Successful treatment of patients with cancer is the goal of his laboratory, and his therapeutic approaches employ adoptive T cell transfer, gene modification and cellular reprogramming. Basic aspects of tumor and T cell immunology inform novel therapeutic interventions in the clinic.
Restifo and his research team have made contributions to the fields of adoptive cell transfertumor immune-escape, virally encoded cancer vaccines, adoptive cell transfer for the treatment of cancer, and the biology of self/tumor-reactive T cells, with an emphasis on memory CD8+ T cells.

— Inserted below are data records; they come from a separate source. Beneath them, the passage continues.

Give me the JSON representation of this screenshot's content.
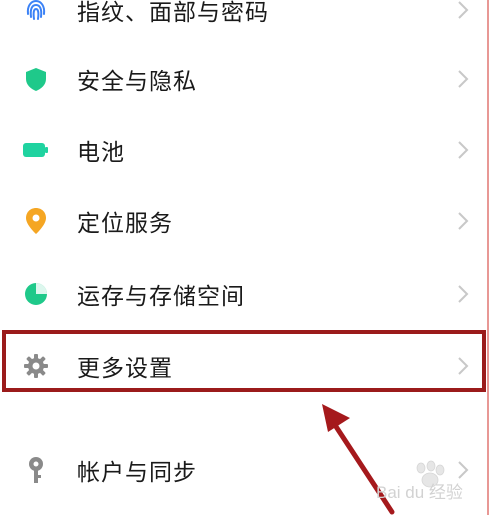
{
  "settings": {
    "items": [
      {
        "label": "指纹、面部与密码",
        "icon": "fingerprint-icon",
        "color": "#3b82f6"
      },
      {
        "label": "安全与隐私",
        "icon": "shield-icon",
        "color": "#1fc98a"
      },
      {
        "label": "电池",
        "icon": "battery-icon",
        "color": "#1fd3a0"
      },
      {
        "label": "定位服务",
        "icon": "location-pin-icon",
        "color": "#f5a623"
      },
      {
        "label": "运存与存储空间",
        "icon": "pie-chart-icon",
        "color": "#1fc98a"
      },
      {
        "label": "更多设置",
        "icon": "gear-icon",
        "color": "#8a8a8a"
      },
      {
        "label": "帐户与同步",
        "icon": "key-icon",
        "color": "#8a8a8a"
      }
    ]
  },
  "annotation": {
    "highlight_color": "#9b1b1b",
    "arrow_color": "#a5191c"
  },
  "watermark": {
    "text": "Bai du 经验"
  }
}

He identified a new class of intrinsic checkpoint inhibitors. They found that CISH, a member of the SOCS family of molecules to be induced by T cell receptor ligation (TCR) and negatively regulate it by targeting the critical signaling intermediate PLCG1 for degradation. The deletion of Cish in effector T cells has been shown to dramatically augment TCR signaling and subsequent effector cytokine release, proliferation and survival. The adoptive transfer of tumor-specific effector T cells knocked out or knocked down for CISH resulted in a significant increase in functional avidity and long-term tumor immunity. Surprisingly there was no changes in activity of Cish's purported target, STAT5. Thus Cish represents a new class of T-cell intrinsic immunologic checkpoints with the potential to radically enhance adoptive immunotherapies for cancer.